Linc studied the labels, then read aloud in English: “Chlorine. Distilled alcohol. Hydrogen peroxide. Sulfur dioxide. Hydrochloric acid.”
Cabrillo had forgotten Linc spoke German. “I’ve got an idea. Find me some sodium bicarbonate.”
“I don’t think this is the time to worry about a bellyache.” Linc remarked blandly as he scanned the bottles and jars.
“High school chemistry lessons. I don’t remember too much about the safe stuff, but my teacher delighted in showing us how to make chemical weapons.”
“Lovely.”
“He was this aging hippie who thought we needed to defend ourselves when the government eventually came to seize all private property,” Juan explained. Linc threw him an odd look and passed over the appropriate glass container. “What can I say?” Cabrillo shrugged. “I grew up in California.” Juan asked Linc to find one other jar of chemicals.

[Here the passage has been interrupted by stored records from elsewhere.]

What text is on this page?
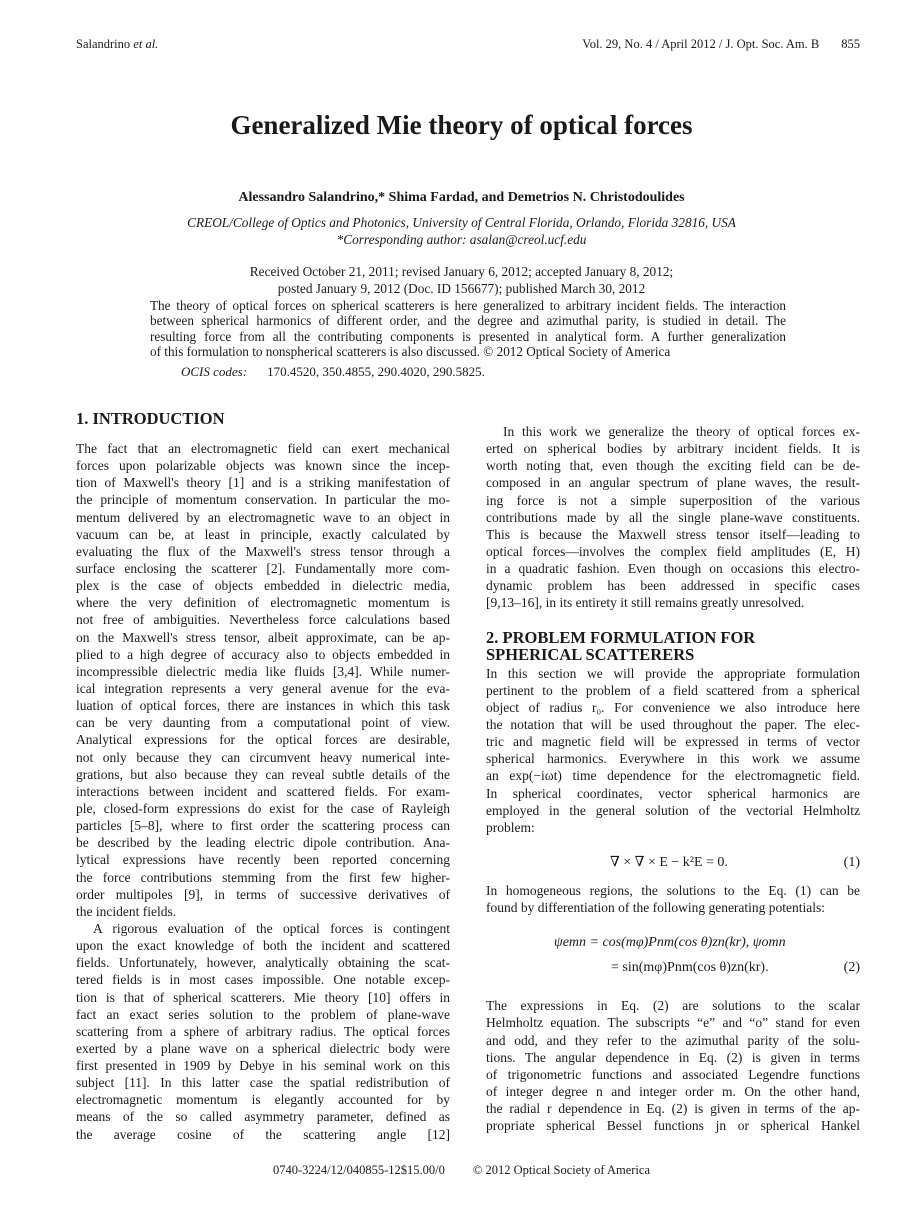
Salandrino et al.	Vol. 29, No. 4 / April 2012 / J. Opt. Soc. Am. B 855
Generalized Mie theory of optical forces
Alessandro Salandrino,* Shima Fardad, and Demetrios N. Christodoulides
CREOL/College of Optics and Photonics, University of Central Florida, Orlando, Florida 32816, USA
*Corresponding author: asalan@creol.ucf.edu
Received October 21, 2011; revised January 6, 2012; accepted January 8, 2012;
posted January 9, 2012 (Doc. ID 156677); published March 30, 2012
The theory of optical forces on spherical scatterers is here generalized to arbitrary incident fields. The interaction
between spherical harmonics of different order, and the degree and azimuthal parity, is studied in detail. The
resulting force from all the contributing components is presented in analytical form. A further generalization
of this formulation to nonspherical scatterers is also discussed. © 2012 Optical Society of America
OCIS codes: 170.4520, 350.4855, 290.4020, 290.5825.
1. INTRODUCTION
The fact that an electromagnetic field can exert mechanical
forces upon polarizable objects was known since the incep-
tion of Maxwell's theory [1] and is a striking manifestation of
the principle of momentum conservation. In particular the mo-
mentum delivered by an electromagnetic wave to an object in
vacuum can be, at least in principle, exactly calculated by
evaluating the flux of the Maxwell's stress tensor through a
surface enclosing the scatterer [2]. Fundamentally more com-
plex is the case of objects embedded in dielectric media,
where the very definition of electromagnetic momentum is
not free of ambiguities. Nevertheless force calculations based
on the Maxwell's stress tensor, albeit approximate, can be ap-
plied to a high degree of accuracy also to objects embedded in
incompressible dielectric media like fluids [3,4]. While numer-
ical integration represents a very general avenue for the eva-
luation of optical forces, there are instances in which this task
can be very daunting from a computational point of view.
Analytical expressions for the optical forces are desirable,
not only because they can circumvent heavy numerical inte-
grations, but also because they can reveal subtle details of the
interactions between incident and scattered fields. For exam-
ple, closed-form expressions do exist for the case of Rayleigh
particles [5–8], where to first order the scattering process can
be described by the leading electric dipole contribution. Ana-
lytical expressions have recently been reported concerning
the force contributions stemming from the first few higher-
order multipoles [9], in terms of successive derivatives of
the incident fields.
A rigorous evaluation of the optical forces is contingent
upon the exact knowledge of both the incident and scattered
fields. Unfortunately, however, analytically obtaining the scat-
tered fields is in most cases impossible. One notable excep-
tion is that of spherical scatterers. Mie theory [10] offers in
fact an exact series solution to the problem of plane-wave
scattering from a sphere of arbitrary radius. The optical forces
exerted by a plane wave on a spherical dielectric body were
first presented in 1909 by Debye in his seminal work on this
subject [11]. In this latter case the spatial redistribution of
electromagnetic momentum is elegantly accounted for by
means of the so called asymmetry parameter, defined as
the average cosine of the scattering angle [12]
In this work we generalize the theory of optical forces ex-
erted on spherical bodies by arbitrary incident fields. It is
worth noting that, even though the exciting field can be de-
composed in an angular spectrum of plane waves, the result-
ing force is not a simple superposition of the various
contributions made by all the single plane-wave constituents.
This is because the Maxwell stress tensor itself—leading to
optical forces—involves the complex field amplitudes (E, H)
in a quadratic fashion. Even though on occasions this electro-
dynamic problem has been addressed in specific cases
[9,13–16], in its entirety it still remains greatly unresolved.
2. PROBLEM FORMULATION FOR
SPHERICAL SCATTERERS
In this section we will provide the appropriate formulation
pertinent to the problem of a field scattered from a spherical
object of radius r₀. For convenience we also introduce here
the notation that will be used throughout the paper. The elec-
tric and magnetic field will be expressed in terms of vector
spherical harmonics. Everywhere in this work we assume
an exp(−iωt) time dependence for the electromagnetic field.
In spherical coordinates, vector spherical harmonics are
employed in the general solution of the vectorial Helmholtz
problem:
∇ × ∇ × E − k²E = 0.	(1)
In homogeneous regions, the solutions to the Eq. (1) can be
found by differentiation of the following generating potentials:
ψemn = cos(mφ)Pnm(cos θ)zn(kr), ψomn
= sin(mφ)Pnm(cos θ)zn(kr).	(2)
The expressions in Eq. (2) are solutions to the scalar
Helmholtz equation. The subscripts “e” and “o” stand for even
and odd, and they refer to the azimuthal parity of the solu-
tions. The angular dependence in Eq. (2) is given in terms
of trigonometric functions and associated Legendre functions
of integer degree n and integer order m. On the other hand,
the radial r dependence in Eq. (2) is given in terms of the ap-
propriate spherical Bessel functions jn or spherical Hankel
0740-3224/12/040855-12$15.00/0 © 2012 Optical Society of America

“So what do you want to do with this stuff?” Linc handed over a jar containing an amber liquid.
“Chemical warfare.”
They agreed on a spot to lay their ambush in one of the smaller medical wards. Linc bundled up some blankets and mattresses, in the shape of two men huddled under the farthest bedstead. Juan rigged a booby trap using a roll of electrical tape from Linc’s bag, the chemicals, and his canteen. In the uncertain glow of a flashlight, the mannequins were more than sufficient to lure the Responsivists. He placed Linc’s cell phone on walkie-talkie mode between the two inert figures.
Linc and Juan backed off into a room opposite and a little farther down the tunnel to wait.
If Juan had any difficulty with what they were about to do, he only had to think about the victims aboard the Golden Dawn to harden his resolve. The minutes trickled by, the luminous second hand of Cabrillo’s watch moving as if the battery was nearly spent. But he and Linc had lain in countless ambushes, and they remained perfectly still, their eyes open, although they could see nothing in the stygian tunnel. Each leaned against the stone wall with his head cocked, his ears straining to pick up the slightest sound.
After only twenty minutes, they heard them. Juan picked out two, then three distinct footfalls, as the Responsivist gunmen rushed headlong down the tunnel. There were no lights, so he reasoned they carried an infrared lamp and night vision goggles capable of seeing in that spectrum.